Deadlock is something along the lines of this:
A needs iron to make tools, asks B for
iron
B needs tools to make iron,
asks A for tools
Neither will complete. Just because you've put the syncronized key word around them does not guarantee that you're going to run into a logical impossibility. You have to judge when one thing will be able to move forward and when it won't.
Never just add synchronized to all methods, this solves nothing - you will effectively make your program single-threaded.
When you think you have a deadlock, you can take a thread dump and analyze the output to understand what each thread is executing, which locks (if any) they are holding, what locks they are waiting for, etc.

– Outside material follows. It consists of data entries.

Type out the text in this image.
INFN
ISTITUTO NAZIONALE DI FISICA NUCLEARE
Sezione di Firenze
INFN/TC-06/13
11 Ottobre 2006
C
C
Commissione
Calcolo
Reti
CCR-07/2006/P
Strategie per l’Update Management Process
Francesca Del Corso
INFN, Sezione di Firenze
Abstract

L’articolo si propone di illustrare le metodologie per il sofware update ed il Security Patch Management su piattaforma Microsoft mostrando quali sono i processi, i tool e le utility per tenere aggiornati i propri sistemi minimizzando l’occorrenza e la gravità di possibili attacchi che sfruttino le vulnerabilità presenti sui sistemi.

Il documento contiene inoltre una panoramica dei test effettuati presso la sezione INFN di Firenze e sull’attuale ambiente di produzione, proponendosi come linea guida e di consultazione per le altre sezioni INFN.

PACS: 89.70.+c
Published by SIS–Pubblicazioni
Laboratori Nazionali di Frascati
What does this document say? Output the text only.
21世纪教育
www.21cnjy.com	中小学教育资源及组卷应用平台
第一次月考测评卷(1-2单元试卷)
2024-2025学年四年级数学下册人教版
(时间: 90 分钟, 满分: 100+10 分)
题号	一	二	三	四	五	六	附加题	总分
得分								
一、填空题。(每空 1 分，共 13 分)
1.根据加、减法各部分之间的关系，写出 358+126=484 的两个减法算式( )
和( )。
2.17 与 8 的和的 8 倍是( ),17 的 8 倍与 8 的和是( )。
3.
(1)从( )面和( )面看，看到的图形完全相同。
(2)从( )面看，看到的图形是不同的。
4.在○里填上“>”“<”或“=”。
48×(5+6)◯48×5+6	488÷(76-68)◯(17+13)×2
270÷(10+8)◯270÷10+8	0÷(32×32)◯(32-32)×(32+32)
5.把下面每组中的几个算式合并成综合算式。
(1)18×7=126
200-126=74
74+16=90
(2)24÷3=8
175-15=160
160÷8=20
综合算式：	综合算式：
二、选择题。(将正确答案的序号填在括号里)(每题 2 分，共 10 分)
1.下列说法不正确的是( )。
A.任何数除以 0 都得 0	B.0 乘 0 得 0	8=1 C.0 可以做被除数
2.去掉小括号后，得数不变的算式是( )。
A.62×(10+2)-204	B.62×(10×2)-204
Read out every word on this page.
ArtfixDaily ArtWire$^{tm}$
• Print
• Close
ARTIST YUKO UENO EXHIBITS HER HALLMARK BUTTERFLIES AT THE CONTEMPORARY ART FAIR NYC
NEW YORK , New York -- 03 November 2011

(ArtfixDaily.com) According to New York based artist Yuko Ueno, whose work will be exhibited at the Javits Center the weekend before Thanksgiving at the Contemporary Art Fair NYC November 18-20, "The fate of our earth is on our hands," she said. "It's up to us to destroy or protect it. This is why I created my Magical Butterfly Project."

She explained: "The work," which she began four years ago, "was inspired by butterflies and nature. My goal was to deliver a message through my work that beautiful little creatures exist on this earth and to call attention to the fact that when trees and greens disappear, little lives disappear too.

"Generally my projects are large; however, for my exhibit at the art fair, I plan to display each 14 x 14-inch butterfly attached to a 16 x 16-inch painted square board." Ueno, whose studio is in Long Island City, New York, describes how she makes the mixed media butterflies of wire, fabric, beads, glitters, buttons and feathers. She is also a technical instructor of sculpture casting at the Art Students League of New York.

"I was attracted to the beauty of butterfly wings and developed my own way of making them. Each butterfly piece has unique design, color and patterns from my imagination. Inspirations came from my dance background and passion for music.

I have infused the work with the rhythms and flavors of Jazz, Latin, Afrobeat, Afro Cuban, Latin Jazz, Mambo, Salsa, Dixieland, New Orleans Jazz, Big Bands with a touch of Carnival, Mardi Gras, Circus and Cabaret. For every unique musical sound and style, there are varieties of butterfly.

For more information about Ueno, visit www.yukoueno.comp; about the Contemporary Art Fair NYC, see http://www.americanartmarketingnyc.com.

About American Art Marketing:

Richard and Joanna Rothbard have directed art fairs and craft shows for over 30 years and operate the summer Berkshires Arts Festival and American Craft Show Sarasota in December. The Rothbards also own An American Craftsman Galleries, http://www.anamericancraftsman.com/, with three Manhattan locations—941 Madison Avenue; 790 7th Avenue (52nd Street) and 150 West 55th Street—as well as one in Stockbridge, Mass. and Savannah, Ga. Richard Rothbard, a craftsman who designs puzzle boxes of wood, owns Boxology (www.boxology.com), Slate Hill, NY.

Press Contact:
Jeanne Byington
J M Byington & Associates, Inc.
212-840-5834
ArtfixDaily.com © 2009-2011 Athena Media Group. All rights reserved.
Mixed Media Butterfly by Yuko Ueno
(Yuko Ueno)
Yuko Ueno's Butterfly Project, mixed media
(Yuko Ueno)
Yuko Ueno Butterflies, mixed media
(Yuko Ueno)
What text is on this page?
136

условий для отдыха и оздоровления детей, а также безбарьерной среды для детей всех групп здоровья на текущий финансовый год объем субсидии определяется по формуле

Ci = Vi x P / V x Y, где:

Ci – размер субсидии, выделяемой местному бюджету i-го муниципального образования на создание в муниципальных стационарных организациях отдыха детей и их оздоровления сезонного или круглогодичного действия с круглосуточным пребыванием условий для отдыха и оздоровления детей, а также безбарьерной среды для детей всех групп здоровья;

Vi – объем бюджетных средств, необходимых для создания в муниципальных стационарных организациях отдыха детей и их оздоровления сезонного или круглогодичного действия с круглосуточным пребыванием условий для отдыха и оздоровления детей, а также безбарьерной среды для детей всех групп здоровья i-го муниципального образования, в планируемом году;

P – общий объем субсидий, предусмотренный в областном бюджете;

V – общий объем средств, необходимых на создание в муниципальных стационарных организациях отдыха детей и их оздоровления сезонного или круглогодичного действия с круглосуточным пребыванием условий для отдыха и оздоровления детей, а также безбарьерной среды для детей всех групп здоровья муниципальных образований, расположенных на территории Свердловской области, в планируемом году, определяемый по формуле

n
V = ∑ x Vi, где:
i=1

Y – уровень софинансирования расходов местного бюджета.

Unfortunately without specific code or understanding the actual synchronization going on in your application, the only advice that can be given is general like this.
I don't know what you mean by 'deadlock despite synchronized keyword'. The `synchronized' keyword doesn't prevent deadlocks. It can cause them, if you have two threads that acquire locks in different orders. Solution: don't.
Your real problem is that you don't understand concurrency well enough to understand why your program is not working, let alone how to solve this. (FWIW - adding synchronized to all of your methods is only making the problem worse.)
I think that your best plan is take time out to do some reading on concurrency in Java. Here are a couple of good references:
The Java Concurrency Tutorial Stream.
Java Concurrency in Practice by Brian Goetz et al.
#wheaties has a micro-explanation of what a deadlock is, and #matt_b offers useful advice on how to diagnose a deadlock. However, these won't help a lot unless you know the right way to design and write your multi-threaded code.